Improve: Dreaming periodically reviews accumulated sessions and updates memory. The next session's agent starts with that enriched context.

Over time, the agent doesn't acquire new skills — it accumulates operational knowledge about "what to watch out for in which situations." The model stays constant; the effective behavior improves.

Hindsight MCP's approach to experience-based memory refresh covers similar territory from a different angle. Comparing both designs is useful for thinking through agent memory architecture choices.

Where I'm Skeptical

Several things give me pause.

First, the Harvey 6x number. Legal document processing is structured and repetitive. The same contracts, the same tools, the same review workflows. Pattern extraction works well here. Claiming "agents improve 6x with Dreaming" generalizes a domain-specific result in a way that sets unrealistic expectations for varied workloads.

Second, memory poisoning risk. If an agent consistently approaches tasks incorrectly, Dreaming could entrench those bad patterns. Anthropic offers a "review changes before they land" option, but how many teams will actually review every memory update in a high-volume production system? This needs better tooling.

Third, auditability tension. A system where the agent autonomously changes its own behavioral patterns is hard to audit. "Why did the agent make that decision six months ago?" requires memory store version history — and the tooling for that isn't clearly specified yet.

Fourth, Research Preview status. Dreaming is not Production. Unlike Outcomes and Orchestration (Public Beta), Dreaming hasn't been validated at production scale. The agent cost reality analysis I did earlier applies here too: governance costs, monitoring costs, and debugging costs are real costs even when tokens are cheap.

Fifth, Outcomes grader cost scales with retry depth. A rubric with five criteria and a task that fails on the first three passes could triple the session cost relative to a baseline run. There's no cost estimation tooling for this yet.

Who Should Use This Now

Start with Outcomes. If you're already running Managed Agents and output consistency is your main problem, rubric design is worth the investment. The separate grader context genuinely addresses the self-review bias problem. It's Public Beta and the most straightforward of the three to adopt.

Orchestration makes sense when tasks are too large or require too many specializations for a single agent. Large report generation, simultaneous code review and documentation, multi-source data synthesis. Be careful about orchestration overhead — 20 subagents poorly configured can absorb the gains from parallelization.

Dreaming: proceed carefully. Research Preview means production stability isn't guaranteed. The agents most likely to benefit are those handling repetitive, structured work over long periods. For varied-request agents, the improvement trajectory is less predictable.

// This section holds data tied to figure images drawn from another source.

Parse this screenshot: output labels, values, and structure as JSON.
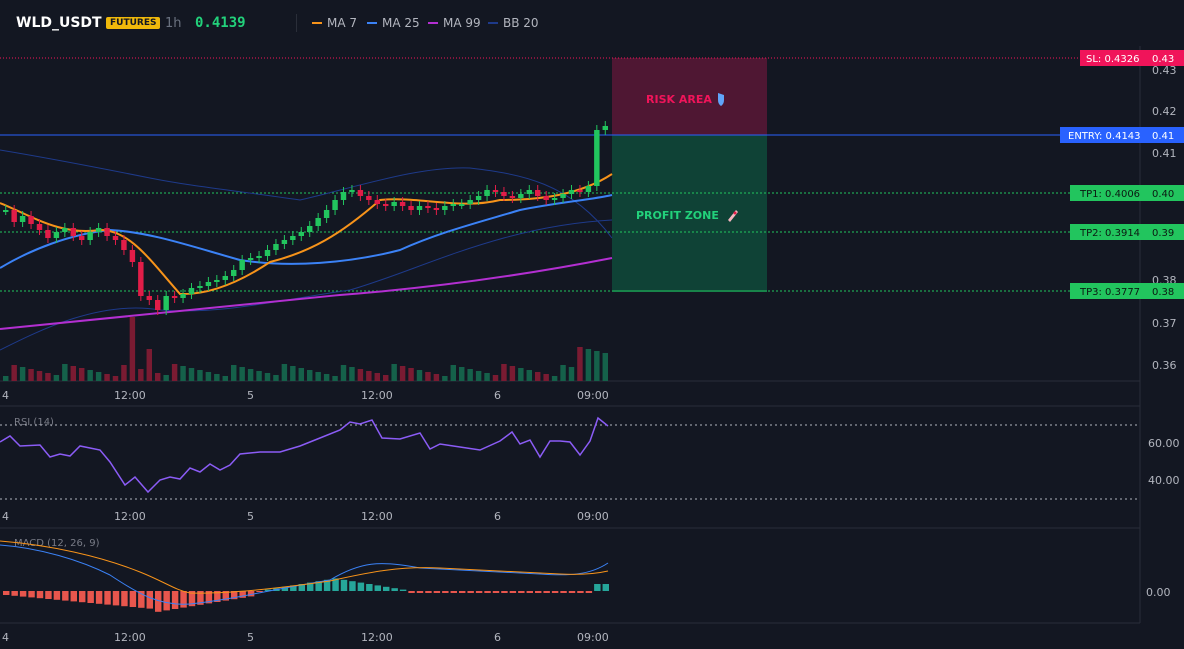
{
  "header": {
    "symbol": "WLD_USDT",
    "badge": "FUTURES",
    "interval": "1h",
    "last_price": "0.4139",
    "indicators": [
      {
        "label": "MA 7",
        "color": "#f7931a"
      },
      {
        "label": "MA 25",
        "color": "#3b82f6"
      },
      {
        "label": "MA 99",
        "color": "#b32fd1"
      },
      {
        "label": "BB 20",
        "color": "#1e3a8a"
      }
    ]
  },
  "price_axis": {
    "ticks": [
      "0.43",
      "0.42",
      "0.41",
      "0.38",
      "0.37",
      "0.36"
    ]
  },
  "time_axis": {
    "ticks": [
      "4",
      "12:00",
      "5",
      "12:00",
      "6",
      "09:00"
    ]
  },
  "zones": {
    "risk_label": "RISK AREA",
    "risk_icon": "shield-icon",
    "profit_label": "PROFIT ZONE",
    "profit_icon": "rocket-icon"
  },
  "levels": {
    "sl": {
      "label": "SL: 0.4326",
      "value": "0.43",
      "color": "#f0145a"
    },
    "entry": {
      "label": "ENTRY: 0.4143",
      "value": "0.41",
      "color": "#2962ff"
    },
    "tp1": {
      "label": "TP1: 0.4006",
      "value": "0.40",
      "color": "#22c55e"
    },
    "tp2": {
      "label": "TP2: 0.3914",
      "value": "0.39",
      "color": "#22c55e"
    },
    "tp3": {
      "label": "TP3: 0.3777",
      "value": "0.38",
      "color": "#22c55e"
    }
  },
  "rsi": {
    "title": "RSI (14)",
    "ticks": [
      "60.00",
      "40.00"
    ],
    "color": "#8b5cf6"
  },
  "macd": {
    "title": "MACD (12, 26, 9)",
    "ticks": [
      "0.00"
    ]
  },
  "colors": {
    "up": "#22c55e",
    "down": "#e11d48",
    "bg": "#131722",
    "grid": "#2a2e39"
  }
}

I find the three-feature combination genuinely interesting as a system design. Observe → Evaluate → Improve is a clean loop. But I'd push back on the "self-improving agent" framing that turns this into something magical. Memory can be wrong. Research Preview features aren't production-ready. And the Harvey pilot, while compelling, is a single domain under specific conditions.

Feasibility Assessment

What I could verify directly: Anthropic SDK installation, basic Messages API connectivity. Dreaming, Outcomes, and Orchestration require Enterprise or Beta plan access — I didn't run them.

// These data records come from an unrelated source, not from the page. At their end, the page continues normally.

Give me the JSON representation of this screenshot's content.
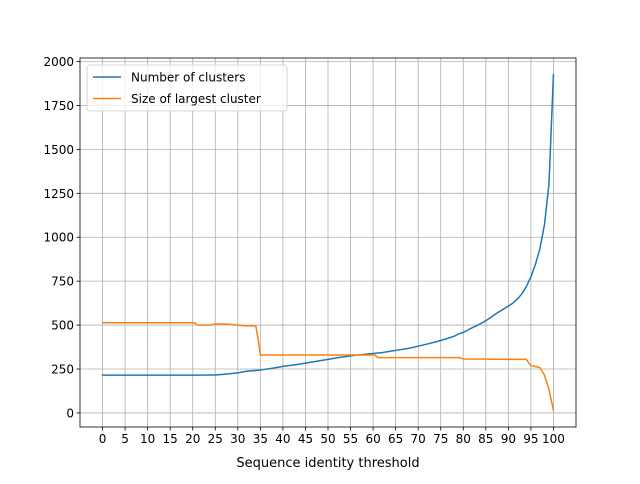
{
  "chart_data": {
    "type": "line",
    "title": "",
    "xlabel": "Sequence identity threshold",
    "ylabel": "",
    "xlim": [
      -5,
      105
    ],
    "ylim": [
      -80,
      2020
    ],
    "xticks": [
      0,
      5,
      10,
      15,
      20,
      25,
      30,
      35,
      40,
      45,
      50,
      55,
      60,
      65,
      70,
      75,
      80,
      85,
      90,
      95,
      100
    ],
    "yticks": [
      0,
      250,
      500,
      750,
      1000,
      1250,
      1500,
      1750,
      2000
    ],
    "grid": true,
    "legend_position": "top-left",
    "series": [
      {
        "name": "Number of clusters",
        "color": "#1f77b4",
        "x": [
          0,
          5,
          10,
          15,
          20,
          24,
          25,
          27,
          30,
          32,
          35,
          38,
          40,
          43,
          46,
          50,
          53,
          56,
          58,
          60,
          62,
          64,
          66,
          68,
          70,
          72,
          74,
          76,
          78,
          79,
          80,
          81,
          82,
          83,
          84,
          85,
          86,
          87,
          88,
          89,
          90,
          91,
          92,
          93,
          94,
          95,
          96,
          97,
          98,
          99,
          100
        ],
        "y": [
          215,
          215,
          215,
          215,
          215,
          216,
          216,
          220,
          228,
          238,
          244,
          256,
          265,
          275,
          288,
          305,
          318,
          328,
          333,
          338,
          343,
          352,
          360,
          368,
          380,
          392,
          405,
          420,
          437,
          450,
          458,
          472,
          485,
          497,
          510,
          525,
          542,
          560,
          577,
          592,
          608,
          625,
          648,
          678,
          720,
          775,
          845,
          935,
          1070,
          1300,
          1925
        ]
      },
      {
        "name": "Size of largest cluster",
        "color": "#ff7f0e",
        "x": [
          0,
          5,
          10,
          15,
          20,
          20.5,
          21,
          24,
          25,
          28,
          30,
          31,
          34,
          34.5,
          35,
          40,
          45,
          50,
          55,
          58,
          59.5,
          60,
          60.5,
          61,
          65,
          70,
          75,
          79,
          79.5,
          80,
          85,
          90,
          94,
          94.5,
          95,
          96,
          97,
          98,
          99,
          100
        ],
        "y": [
          513,
          513,
          513,
          513,
          513,
          513,
          500,
          500,
          507,
          505,
          500,
          497,
          495,
          420,
          330,
          330,
          330,
          330,
          330,
          330,
          330,
          332,
          328,
          315,
          315,
          315,
          315,
          315,
          313,
          307,
          306,
          305,
          305,
          285,
          268,
          265,
          258,
          215,
          135,
          15
        ]
      }
    ]
  }
}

Primary sources consulted:

New in Claude Managed Agents: dreaming, outcomes, and multiagent orchestration — Anthropic official
Outcomes implementation cookbook — Claude platform
Code w/ Claude SF 2026 summary — Anthropic blog
VentureBeat coverage of Dreaming
Simon Willison's live blog from Code with Claude

When more teams share production Dreaming results — especially outside legal tech — I'll update my read. For now: interesting architecture, still needs validation beyond a single pilot.